14 июля известный российский актер театра и кино Анатолий Белый написал в соцсетях, что уволился из Московского Художественного театра (МХТ), так как не может «оставаться в стране, которая ведет подлую, неправедную, страшную, кровавую войну». Он с трудом доиграл до конца свой 20-й сезон в труппе и больше не вернется. Уже через два дня критик Марина Давыдова опубликовала фотографию с важнейшего для всего театрального мира фестиваля в Авиньоне, где она стоит посреди людной улицы древнего города на юге Франции в компании Юлии Ауг, Инны и Дмитрия Крымова, а также Анатолия Белого. Они, по словам Давыдовой, встретились случайно и долго обнимались, не в силах оторваться друг от друга.
Театр страны-агрессора понес невосполнимые потери (1)
Ведущие актеры, режиссеры, критики России, не разделяющие милитаристских восторгов ряда своих коллег, присягнувших преступной власти, используют сейчас любой повод, чтобы уехать и сохранить себя. Рефреном звучат параллели с русской эмиграцией, устремившейся в Европу после революции 1917 года. Так же как сто лет назад, никто сейчас не знает, долгими ли будут скитания, суждено ли вернуться, и самое главное – как и для кого работать сейчас.
Какой театр (не) нужен
Двумя неделями ранее Марина Давыдова составила в своем блоге список уехавших деятелей театра, имена которых известны далеко за пределами России. Поводом тому послужило одновременное увольнение трех руководителей театральных институций, что произошло в конце июня. Из театра «Современник» был уволен Виктор Рыжаков, пришедший туда на смену легендарной Галине Волчек, возглавлявшей театр с 1972 по 2019 год. Из «Школы современной пьесы» был уволен ее основатель (1989) Иосиф Райхельгауз. И наконец, из Гоголь-центра уволили Алексея Аграновича, который только в 2021 году сменил уехавшего за границу Кирилла Серебренникова. Надо отметить, что в этом случае никто не питал иллюзий о будущем театра: Гоголь-центр постоянно подвергался различным цензурным гонениям на фоне уголовного дела, фигурантом которого несколько лет был сам Кирилл Серебренников.

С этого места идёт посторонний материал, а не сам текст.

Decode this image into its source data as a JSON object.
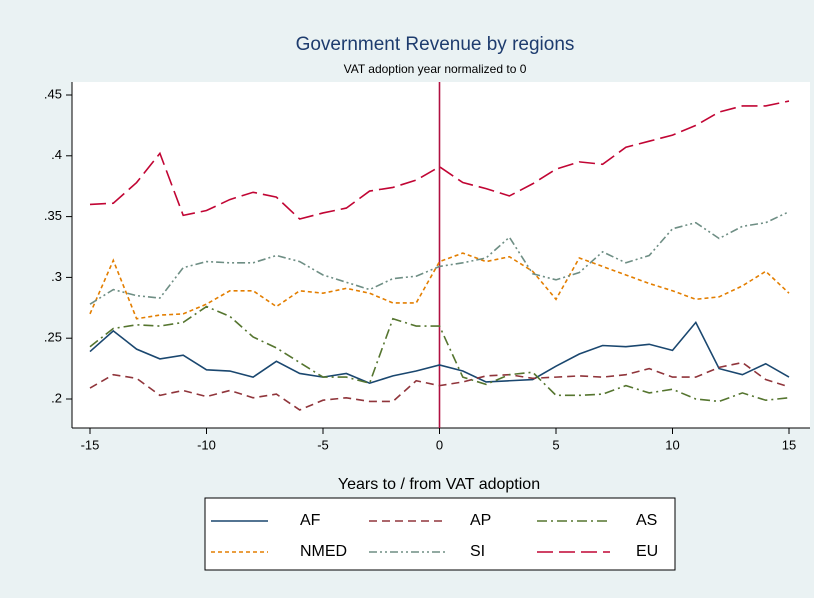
{
  "chart_data": {
    "type": "line",
    "title": "Government Revenue by regions",
    "subtitle": "VAT adoption year normalized to 0",
    "x_label": "Years to / from VAT adoption",
    "x": [
      -15,
      -14,
      -13,
      -12,
      -11,
      -10,
      -9,
      -8,
      -7,
      -6,
      -5,
      -4,
      -3,
      -2,
      -1,
      0,
      1,
      2,
      3,
      4,
      5,
      6,
      7,
      8,
      9,
      10,
      11,
      12,
      13,
      14,
      15
    ],
    "xlim": [
      -15,
      15
    ],
    "xticks": [
      -15,
      -10,
      -5,
      0,
      5,
      10,
      15
    ],
    "ylim": [
      0.2,
      0.45
    ],
    "yticks": [
      {
        "value": 0.2,
        "label": ".2"
      },
      {
        "value": 0.25,
        "label": ".25"
      },
      {
        "value": 0.3,
        "label": ".3"
      },
      {
        "value": 0.35,
        "label": ".35"
      },
      {
        "value": 0.4,
        "label": ".4"
      },
      {
        "value": 0.45,
        "label": ".45"
      }
    ],
    "xline": 0,
    "xline_color": "#b01040",
    "series": [
      {
        "name": "AF",
        "color": "#1a476f",
        "dash": "",
        "values": [
          0.239,
          0.256,
          0.241,
          0.233,
          0.236,
          0.224,
          0.223,
          0.218,
          0.231,
          0.221,
          0.218,
          0.221,
          0.213,
          0.219,
          0.223,
          0.228,
          0.223,
          0.214,
          0.215,
          0.216,
          0.227,
          0.237,
          0.244,
          0.243,
          0.245,
          0.24,
          0.263,
          0.225,
          0.22,
          0.229,
          0.218
        ]
      },
      {
        "name": "AP",
        "color": "#90353b",
        "dash": "8 5",
        "values": [
          0.209,
          0.22,
          0.217,
          0.203,
          0.207,
          0.202,
          0.207,
          0.201,
          0.204,
          0.191,
          0.199,
          0.201,
          0.198,
          0.198,
          0.215,
          0.211,
          0.214,
          0.219,
          0.22,
          0.217,
          0.218,
          0.219,
          0.218,
          0.22,
          0.225,
          0.218,
          0.218,
          0.226,
          0.23,
          0.216,
          0.21
        ]
      },
      {
        "name": "AS",
        "color": "#55752f",
        "dash": "10 4 2 4",
        "values": [
          0.243,
          0.258,
          0.261,
          0.26,
          0.263,
          0.276,
          0.268,
          0.251,
          0.242,
          0.23,
          0.218,
          0.218,
          0.213,
          0.266,
          0.26,
          0.26,
          0.218,
          0.212,
          0.22,
          0.222,
          0.203,
          0.203,
          0.204,
          0.211,
          0.205,
          0.208,
          0.2,
          0.198,
          0.205,
          0.199,
          0.201
        ]
      },
      {
        "name": "NMED",
        "color": "#e37e00",
        "dash": "4 3",
        "values": [
          0.27,
          0.314,
          0.266,
          0.269,
          0.27,
          0.278,
          0.289,
          0.289,
          0.276,
          0.289,
          0.287,
          0.291,
          0.287,
          0.279,
          0.279,
          0.313,
          0.32,
          0.313,
          0.317,
          0.305,
          0.282,
          0.316,
          0.309,
          0.302,
          0.295,
          0.289,
          0.282,
          0.284,
          0.293,
          0.305,
          0.287
        ]
      },
      {
        "name": "SI",
        "color": "#6e8e84",
        "dash": "8 3 2 3 2 3",
        "values": [
          0.278,
          0.29,
          0.285,
          0.283,
          0.308,
          0.313,
          0.312,
          0.312,
          0.318,
          0.313,
          0.302,
          0.296,
          0.29,
          0.299,
          0.301,
          0.309,
          0.312,
          0.316,
          0.333,
          0.303,
          0.298,
          0.304,
          0.321,
          0.312,
          0.318,
          0.34,
          0.345,
          0.332,
          0.342,
          0.345,
          0.354
        ]
      },
      {
        "name": "EU",
        "color": "#c10534",
        "dash": "16 6",
        "values": [
          0.36,
          0.361,
          0.378,
          0.402,
          0.351,
          0.355,
          0.364,
          0.37,
          0.366,
          0.348,
          0.353,
          0.357,
          0.371,
          0.374,
          0.38,
          0.391,
          0.378,
          0.373,
          0.367,
          0.377,
          0.389,
          0.395,
          0.393,
          0.407,
          0.412,
          0.417,
          0.425,
          0.436,
          0.441,
          0.441,
          0.445
        ]
      }
    ]
  }
}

Список Давыдовой превысил два десятка человек, не считая театров, которые прямо или косвенно пострадали от этих увольнений. Их причины различны. «Мне было важно составить этот список, – пояснила Давыдова в разговоре с Rus.Postimees, – тогда стал виден масштаб катастрофы. Сам по себе пост бесхитростный, но он получил множество репостов, потому что отразил картину с высоты птичьего полета. Это было не просто перечисление печальных фактов – ой вот вчера случилось это, а сегодня это! Все эти события тесно связаны друг с другом». Связь только подчеркивается тем, что в случае Рыжакова, Райхельгауза и Аграновича государство представило проблему как чисто техническую – им просто не продлили контракты. По словам режиссера документального театра Анастасии Патлай, государство делает так, если не нашло других инструментов давления: «Этих строптивых руководителей разными способами пытались «прогнуть», дисциплинировать и вот наконец прибегли к последнему средству. Никакого особого послания или знака в этом нет. Это техническая процедура, которая уже превратилась в стандартную», – поясняет Патлай.
В обмен на лояльность
Чем же театр обязан такому вниманию со стороны государства? Даже оптимистичная статистика утверждает, что в лучшем случае четыре процента населения России хотя бы один раз были в театре осознанно.
Анастасия Патлай напоминает: «Влияние театра измеряется не количеством, а качеством публики. Поэтому когда жизнь страны меняется так, как сейчас, государство начинает проявлять особый интерес к публике, от которой что-то зависит. Сейчас в завершающую фазу вошел процесс, начало которого обозначил еще Владимир Мединский (министр культуры РФ в 2012–2020 годах – прим. ред.): если вы берете деньги у государства, будьте добры обслуживать его идеологическую программу», – внешне бесстрастно комментирует ситуацию Патлай.
С началом войны ситуация обострилась. Тот же Гоголь-центр в феврале 2022 года успел поставить спектакль «Я не участвую в войне». И актеры там не выходили на поклоны, а вместо этого на занавесе демонстрировался голубь мира. «Это же дерзость! – восклицает Патлай. – Получается, Гоголь-центр показывает, что доверяет публике, что у них общие взгляды. Существует допущение, что «своя публика» не просто потребляет театр, а разделяет ценности театра, которому она верна. Но если контракт предполагает государственное финансирование в обмен на лояльность, то ни о каких собственных ценностях и ни о какой своей публике не может быть и речи».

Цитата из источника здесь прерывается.